The unexpected songs behind Rami Malek’s breakthrough role: “There’s something revolutionary”

Neil Diamond might not be the first song you’d associate with Rami Malek’s complex and anxiety-wracked character of Elliot in the hugely successful Amazon series, Mr Robot. However, the actor found a connection in the artist’s soliloquy of loneliness in ‘If You Go Away’, along with a host of ballads that explore loneliness, sadness, romance, and revolutionary spirit.

It’s a seemingly incongruous song for a series about a mentally unstable cybersecurity engineer who works for a corporation and hacks felons by night. However, the series’ anarchistic and revolutionary tone, coupled with Elliot’s ongoing connection to a fellow employee, brings a romantic energy to this story of the complex games of power and money.

Originally written by Belgian singer and actor Jacques Brel in 1959, ‘If You Go Away’ was used in the pilot episode of Mr Robot before becoming a recurring motif during its first season. Fun fact: Joaquin Phoenix also sings the song in Folie à Deux.

Malek also found solace in the melancholy, humorous and insightful lyrics of American songwriter Townes Van Zandt. The fifth song off of his 1971 release, Delta Momma Blues, ‘Tower Song’ explores all the things unsaid, with the singer reaching out to a long-lost love whose emotional walls resulted in a rupture in their relationship. The song’s ultimate clarity finds Van Zandt letting go and moving on, but the sentiment remains just as raw. Malek included the artist in his top three musicians and revealed that playing his enduring love songs broke his heart over and over again.

Rami Malek channelled Elliot’s revolutionary spirit through ‘Song for Zula’ by the band Phosphorescent, fronted by Matthew Houck. He’s credited the song’s drumbeat for helping him get into character, explaining, “I feel like there’s something revolutionary in there.
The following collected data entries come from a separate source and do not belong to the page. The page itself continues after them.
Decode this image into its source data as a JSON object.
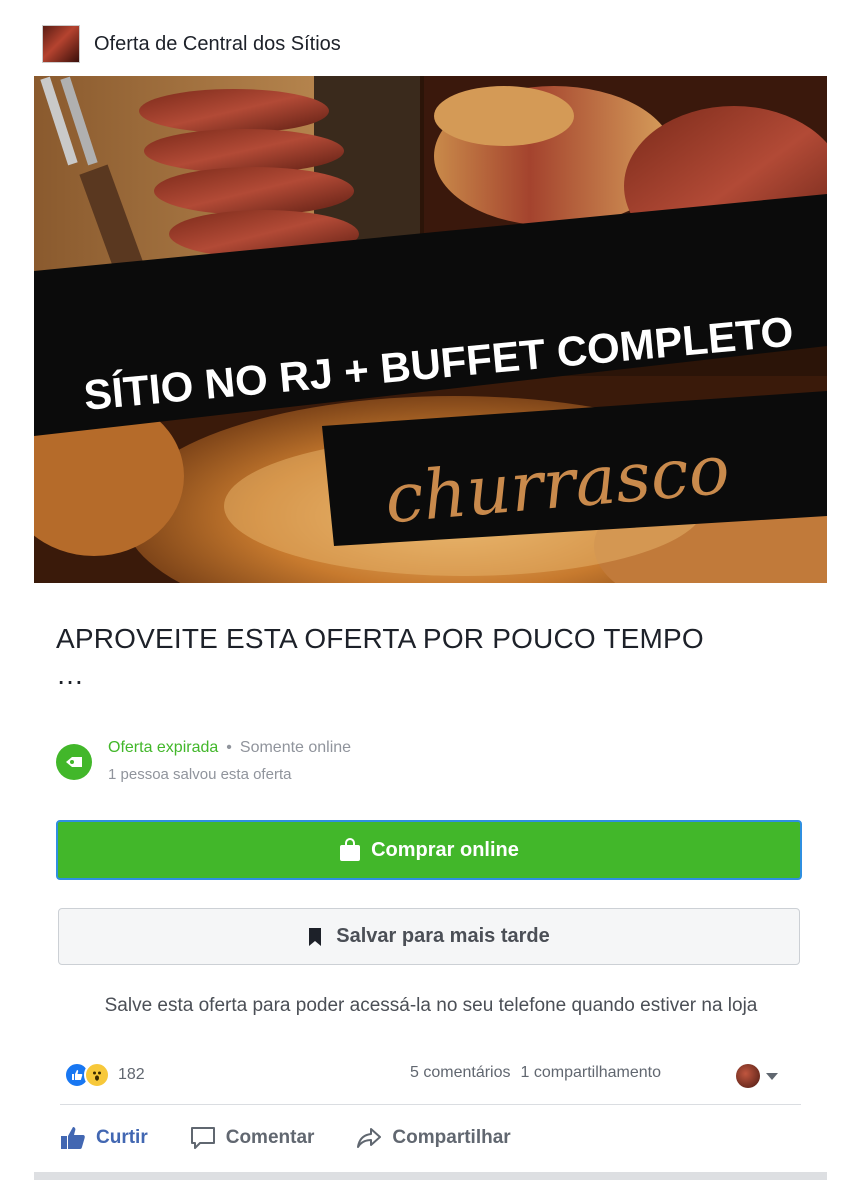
{
  "header": {
    "page_name": "Oferta de Central dos Sítios"
  },
  "hero": {
    "banner_text": "SÍTIO NO RJ + BUFFET COMPLETO",
    "script_text": "churrasco"
  },
  "offer": {
    "title": "APROVEITE ESTA OFERTA POR POUCO TEMPO",
    "title_ellipsis": "…",
    "status_expired": "Oferta expirada",
    "status_dot": "•",
    "status_scope": "Somente online",
    "saved_count": "1 pessoa salvou esta oferta"
  },
  "buttons": {
    "buy_label": "Comprar online",
    "save_label": "Salvar para mais tarde"
  },
  "hint": "Salve esta oferta para poder acessá-la no seu telefone quando estiver na loja",
  "engagement": {
    "reaction_count": "182",
    "comments": "5 comentários",
    "shares": "1 compartilhamento"
  },
  "actions": {
    "like": "Curtir",
    "comment": "Comentar",
    "share": "Compartilhar"
  },
  "colors": {
    "green": "#42b72a",
    "blue": "#4267b2",
    "brand_blue": "#1877f2"
  },
  "icons": [
    "shopping-bag-icon",
    "bookmark-icon",
    "offer-tag-icon",
    "like-icon",
    "wow-icon",
    "comment-icon",
    "share-icon",
    "chevron-down-icon"
  ]
}
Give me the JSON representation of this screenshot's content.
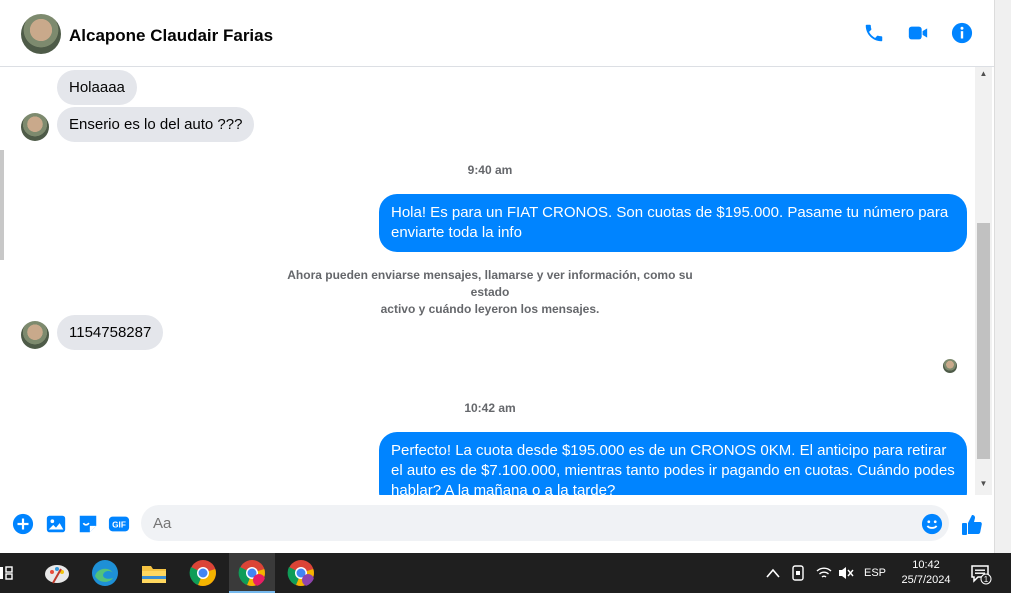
{
  "header": {
    "contact_name": "Alcapone Claudair Farias",
    "icons": [
      "phone-icon",
      "video-camera-icon",
      "info-icon"
    ],
    "accent": "#0084ff"
  },
  "messages": {
    "in_1": "Holaaaa",
    "in_2": "Enserio es lo del auto ???",
    "time_1": "9:40 am",
    "out_1": "Hola! Es para un FIAT CRONOS. Son cuotas de $195.000. Pasame tu número para enviarte toda la info",
    "notice_line1": "Ahora pueden enviarse mensajes, llamarse y ver información, como su estado",
    "notice_line2": "activo y cuándo leyeron los mensajes.",
    "in_3": "1154758287",
    "time_2": "10:42 am",
    "out_2": "Perfecto! La cuota desde $195.000 es de un CRONOS 0KM. El anticipo para retirar el auto es de $7.100.000, mientras tanto podes ir pagando en cuotas. Cuándo podes hablar? A la mañana o a la tarde?"
  },
  "composer": {
    "placeholder": "Aa",
    "icons": [
      "plus-icon",
      "image-icon",
      "sticker-icon",
      "gif-icon",
      "emoji-icon",
      "thumbs-up-icon"
    ],
    "gif_label": "GIF"
  },
  "taskbar": {
    "language": "ESP",
    "time": "10:42",
    "date": "25/7/2024",
    "notification_count": "1"
  }
}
There’s a fight in him that wants to break through”.

This complex fight against power and control, which becomes an enduring battle for Elliot in Mr Robot, is symbolised in Marina and the Diamonds’ ‘Power & Control’, a provocative song from the singer’s second album, Electra Heart, which explores the complex dynamics of relationships and love.

In a testament to Malek’s own complex character of Elliot, who suffers from mental health issues, the actor chose Cat Power’s ‘Werewolf’ and ‘Metal Heart’ as songs that reveal something deeper about this mysterious cyber hacker and his motives: “Elliot is a guy that I feel like was raised by wolves”, says Malek, adding that ‘Metal Heart’ speaks to Elliot’s “dysfunctions from birth”.
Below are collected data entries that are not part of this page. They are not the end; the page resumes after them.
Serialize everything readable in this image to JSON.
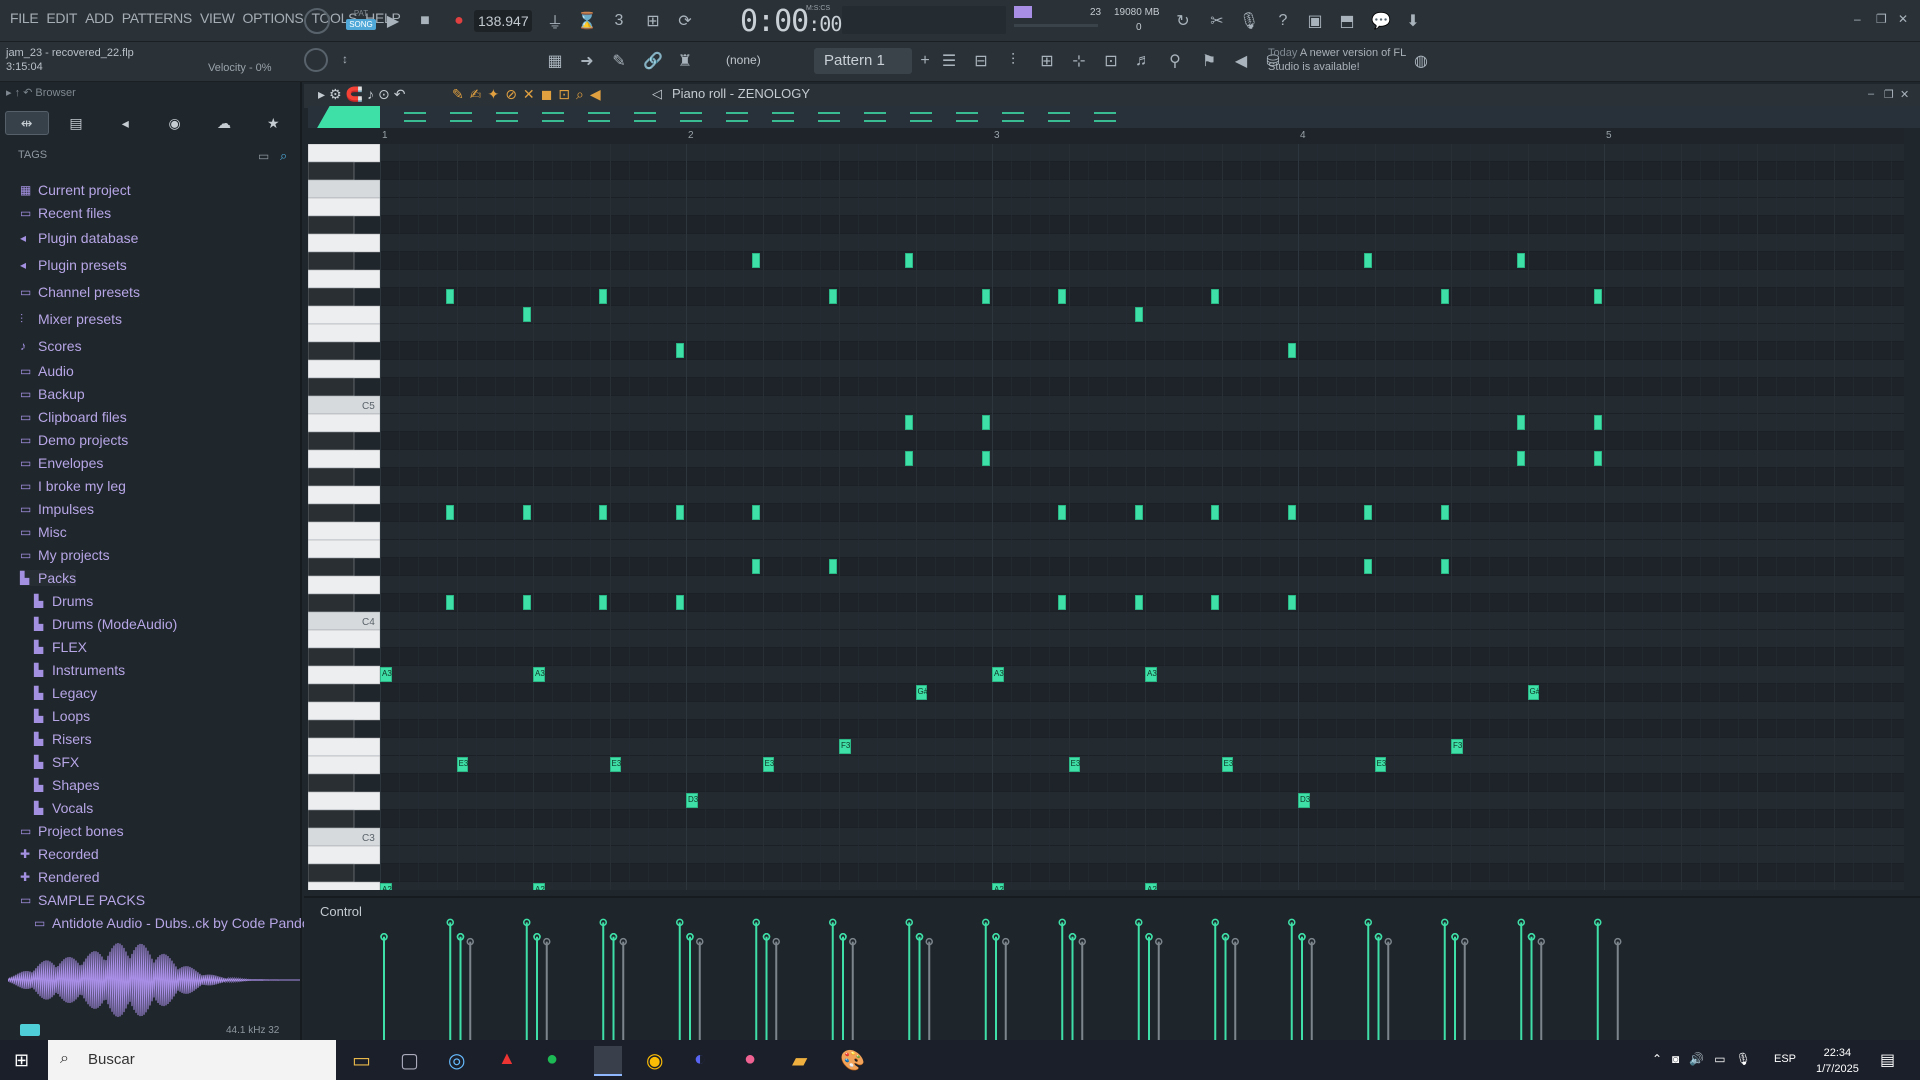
{
  "menu": [
    "FILE",
    "EDIT",
    "ADD",
    "PATTERNS",
    "VIEW",
    "OPTIONS",
    "TOOLS",
    "HELP"
  ],
  "transport": {
    "pat_label": "PAT",
    "song_label": "SONG",
    "bpm": "138.947",
    "time": "0:00",
    "time_sub": ":00",
    "time_unit": "M:S:CS"
  },
  "memory": {
    "cpu": "23",
    "mem": "19080 MB",
    "voices": "0"
  },
  "project": {
    "name": "jam_23 - recovered_22.flp",
    "time": "3:15:04",
    "velocity": "Velocity - 0%"
  },
  "pattern": {
    "name": "Pattern 1",
    "none": "(none)"
  },
  "news": {
    "today": "Today",
    "text": "A newer version of FL Studio is available!"
  },
  "browser": {
    "title": "Browser",
    "tags": "TAGS",
    "items": [
      {
        "label": "Current project",
        "icon": "project-icon"
      },
      {
        "label": "Recent files",
        "icon": "folder-icon"
      },
      {
        "label": "Plugin database",
        "icon": "plugin-icon"
      },
      {
        "label": "Plugin presets",
        "icon": "plugin-icon"
      },
      {
        "label": "Channel presets",
        "icon": "channel-icon"
      },
      {
        "label": "Mixer presets",
        "icon": "mixer-icon"
      },
      {
        "label": "Scores",
        "icon": "note-icon"
      },
      {
        "label": "Audio",
        "icon": "folder-icon"
      },
      {
        "label": "Backup",
        "icon": "folder-icon"
      },
      {
        "label": "Clipboard files",
        "icon": "folder-icon"
      },
      {
        "label": "Demo projects",
        "icon": "folder-icon"
      },
      {
        "label": "Envelopes",
        "icon": "folder-icon"
      },
      {
        "label": "I broke my leg",
        "icon": "folder-icon"
      },
      {
        "label": "Impulses",
        "icon": "folder-icon"
      },
      {
        "label": "Misc",
        "icon": "folder-icon"
      },
      {
        "label": "My projects",
        "icon": "folder-icon"
      },
      {
        "label": "Packs",
        "icon": "pack-icon"
      },
      {
        "label": "Drums",
        "icon": "pack-icon",
        "sub": true
      },
      {
        "label": "Drums (ModeAudio)",
        "icon": "pack-icon",
        "sub": true
      },
      {
        "label": "FLEX",
        "icon": "pack-icon",
        "sub": true
      },
      {
        "label": "Instruments",
        "icon": "pack-icon",
        "sub": true
      },
      {
        "label": "Legacy",
        "icon": "pack-icon",
        "sub": true
      },
      {
        "label": "Loops",
        "icon": "pack-icon",
        "sub": true
      },
      {
        "label": "Risers",
        "icon": "pack-icon",
        "sub": true
      },
      {
        "label": "SFX",
        "icon": "pack-icon",
        "sub": true
      },
      {
        "label": "Shapes",
        "icon": "pack-icon",
        "sub": true
      },
      {
        "label": "Vocals",
        "icon": "pack-icon",
        "sub": true
      },
      {
        "label": "Project bones",
        "icon": "folder-icon"
      },
      {
        "label": "Recorded",
        "icon": "plus-icon"
      },
      {
        "label": "Rendered",
        "icon": "plus-icon"
      },
      {
        "label": "SAMPLE PACKS",
        "icon": "folder-icon"
      },
      {
        "label": "Antidote Audio - Dubs..ck by Code Pandorum",
        "icon": "folder-icon",
        "sub": true
      }
    ],
    "samplerate": "44.1 kHz 32"
  },
  "pianoroll": {
    "title": "Piano roll - ZENOLOGY",
    "bars": [
      "1",
      "2",
      "3",
      "4",
      "5"
    ],
    "key_labels": [
      "C5",
      "C4",
      "C3"
    ],
    "control": "Control",
    "notes": [
      {
        "label": "A3",
        "bar": 0.0,
        "len": 0.13,
        "pitch": "A3"
      },
      {
        "label": "A3",
        "bar": 0.5,
        "len": 0.13,
        "pitch": "A3"
      },
      {
        "label": "A3",
        "bar": 2.0,
        "len": 0.13,
        "pitch": "A3"
      },
      {
        "label": "A3",
        "bar": 2.5,
        "len": 0.13,
        "pitch": "A3"
      },
      {
        "label": "G#3",
        "bar": 1.75,
        "len": 0.13,
        "pitch": "G#3"
      },
      {
        "label": "G#3",
        "bar": 3.75,
        "len": 0.13,
        "pitch": "G#3"
      },
      {
        "label": "F3",
        "bar": 1.5,
        "len": 0.13,
        "pitch": "F3"
      },
      {
        "label": "F3",
        "bar": 3.5,
        "len": 0.13,
        "pitch": "F3"
      },
      {
        "label": "E3",
        "bar": 0.25,
        "len": 0.13,
        "pitch": "E3"
      },
      {
        "label": "E3",
        "bar": 0.75,
        "len": 0.13,
        "pitch": "E3"
      },
      {
        "label": "E3",
        "bar": 1.25,
        "len": 0.13,
        "pitch": "E3"
      },
      {
        "label": "E3",
        "bar": 2.25,
        "len": 0.13,
        "pitch": "E3"
      },
      {
        "label": "E3",
        "bar": 2.75,
        "len": 0.13,
        "pitch": "E3"
      },
      {
        "label": "E3",
        "bar": 3.25,
        "len": 0.13,
        "pitch": "E3"
      },
      {
        "label": "D3",
        "bar": 1.0,
        "len": 0.13,
        "pitch": "D3"
      },
      {
        "label": "D3",
        "bar": 3.0,
        "len": 0.13,
        "pitch": "D3"
      },
      {
        "label": "A2",
        "bar": 0.0,
        "len": 0.13,
        "pitch": "A2"
      },
      {
        "label": "A2",
        "bar": 0.5,
        "len": 0.13,
        "pitch": "A2"
      },
      {
        "label": "A2",
        "bar": 2.0,
        "len": 0.13,
        "pitch": "A2"
      },
      {
        "label": "A2",
        "bar": 2.5,
        "len": 0.13,
        "pitch": "A2"
      },
      {
        "label": "G#2",
        "bar": 1.75,
        "len": 0.13,
        "pitch": "G#2"
      },
      {
        "label": "G#2",
        "bar": 3.75,
        "len": 0.13,
        "pitch": "G#2"
      },
      {
        "label": "F2",
        "bar": 1.5,
        "len": 0.13,
        "pitch": "F2"
      },
      {
        "label": "F2",
        "bar": 3.5,
        "len": 0.13,
        "pitch": "F2"
      },
      {
        "label": "E2",
        "bar": 0.25,
        "len": 0.13,
        "pitch": "E2"
      },
      {
        "label": "E2",
        "bar": 0.75,
        "len": 0.13,
        "pitch": "E2"
      },
      {
        "label": "E2",
        "bar": 1.25,
        "len": 0.13,
        "pitch": "E2"
      },
      {
        "label": "E2",
        "bar": 2.25,
        "len": 0.13,
        "pitch": "E2"
      },
      {
        "label": "E2",
        "bar": 2.75,
        "len": 0.13,
        "pitch": "E2"
      },
      {
        "label": "E2",
        "bar": 3.25,
        "len": 0.13,
        "pitch": "E2"
      },
      {
        "label": "D2",
        "bar": 1.0,
        "len": 0.13,
        "pitch": "D2"
      },
      {
        "label": "D2",
        "bar": 3.0,
        "len": 0.13,
        "pitch": "D2"
      }
    ],
    "chords": [
      {
        "bar": 0.125,
        "pitches": [
          "F#5",
          "F#4",
          "C#4"
        ]
      },
      {
        "bar": 0.375,
        "pitches": [
          "F5",
          "F#4",
          "C#4"
        ]
      },
      {
        "bar": 0.625,
        "pitches": [
          "F#5",
          "F#4",
          "C#4"
        ]
      },
      {
        "bar": 0.875,
        "pitches": [
          "D#5",
          "F#4",
          "C#4"
        ]
      },
      {
        "bar": 1.125,
        "pitches": [
          "G#5",
          "F#4",
          "D#4"
        ]
      },
      {
        "bar": 1.375,
        "pitches": [
          "F#5",
          "D#4"
        ]
      },
      {
        "bar": 1.625,
        "pitches": [
          "G#5",
          "B4",
          "A4"
        ]
      },
      {
        "bar": 1.875,
        "pitches": [
          "F#5",
          "B4",
          "A4"
        ]
      },
      {
        "bar": 2.125,
        "pitches": [
          "F#5",
          "F#4",
          "C#4"
        ]
      },
      {
        "bar": 2.375,
        "pitches": [
          "F5",
          "F#4",
          "C#4"
        ]
      },
      {
        "bar": 2.625,
        "pitches": [
          "F#5",
          "F#4",
          "C#4"
        ]
      },
      {
        "bar": 2.875,
        "pitches": [
          "D#5",
          "F#4",
          "C#4"
        ]
      },
      {
        "bar": 3.125,
        "pitches": [
          "G#5",
          "F#4",
          "D#4"
        ]
      },
      {
        "bar": 3.375,
        "pitches": [
          "F#5",
          "F#4",
          "D#4"
        ]
      },
      {
        "bar": 3.625,
        "pitches": [
          "G#5",
          "B4",
          "A4"
        ]
      },
      {
        "bar": 3.875,
        "pitches": [
          "F#5",
          "B4",
          "A4"
        ]
      }
    ]
  },
  "taskbar": {
    "search": "Buscar",
    "lang": "ESP",
    "time": "22:34",
    "date": "1/7/2025"
  },
  "colors": {
    "note": "#3fe0a8",
    "folder": "#b7a6e6",
    "accent": "#9a7fe0"
  }
}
Contrastingly, the actor found understanding in Majical Cloudz’s ‘Downtown’, which he says speaks to Elliot’s desperation to be normal and low-key, with Malek shouting out one line in particular: “And if suddenly I die, I hope they will say / That he was obsessed and it was OK”, which he says “Eliot would appreciate”.
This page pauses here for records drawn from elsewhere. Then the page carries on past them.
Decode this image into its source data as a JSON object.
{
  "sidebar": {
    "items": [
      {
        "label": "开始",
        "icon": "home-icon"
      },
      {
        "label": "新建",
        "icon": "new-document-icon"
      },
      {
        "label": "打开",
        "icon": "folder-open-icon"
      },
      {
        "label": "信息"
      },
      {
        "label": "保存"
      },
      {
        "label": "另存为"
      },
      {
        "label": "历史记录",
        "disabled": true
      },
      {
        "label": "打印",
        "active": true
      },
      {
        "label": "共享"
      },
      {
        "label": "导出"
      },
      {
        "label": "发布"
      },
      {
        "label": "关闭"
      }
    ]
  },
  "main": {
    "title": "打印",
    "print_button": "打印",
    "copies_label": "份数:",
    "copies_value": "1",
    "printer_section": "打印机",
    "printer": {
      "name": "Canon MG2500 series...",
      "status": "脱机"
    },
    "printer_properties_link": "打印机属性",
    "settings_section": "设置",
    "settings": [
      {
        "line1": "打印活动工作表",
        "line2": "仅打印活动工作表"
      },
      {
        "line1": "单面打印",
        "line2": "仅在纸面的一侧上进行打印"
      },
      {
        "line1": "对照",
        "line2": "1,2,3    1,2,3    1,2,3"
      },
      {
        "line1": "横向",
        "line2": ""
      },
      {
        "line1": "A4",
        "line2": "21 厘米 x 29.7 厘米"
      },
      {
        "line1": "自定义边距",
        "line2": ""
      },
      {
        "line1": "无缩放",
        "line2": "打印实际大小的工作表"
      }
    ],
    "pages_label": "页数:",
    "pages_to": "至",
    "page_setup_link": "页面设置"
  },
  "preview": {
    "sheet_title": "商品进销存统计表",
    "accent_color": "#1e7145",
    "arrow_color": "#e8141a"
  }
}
Malek also drew inspiration from contemporary pop musician Sia, crediting two songs in particular: ‘Burn the Pages’ and ‘Eye of the Needle’, both from her 2014 album, 1000 Forms of Fear. The tracks explore Sia’s reckoning with past loves and leaving things behind, with the artist laying her heart bare in the latter and unleashing her emotions.

But it’s ultimately Johnny Flynn’s, ‘The Wrote & the Writ’ that best explains Eliot as an outsider, existing on the fringes of society and never fully understood or seen by those around him. Malek, who listened to the song while shooting the pilot episode, said he could empathise with this feeling experienced by Elliot and also by Flynn and other songwriters like him.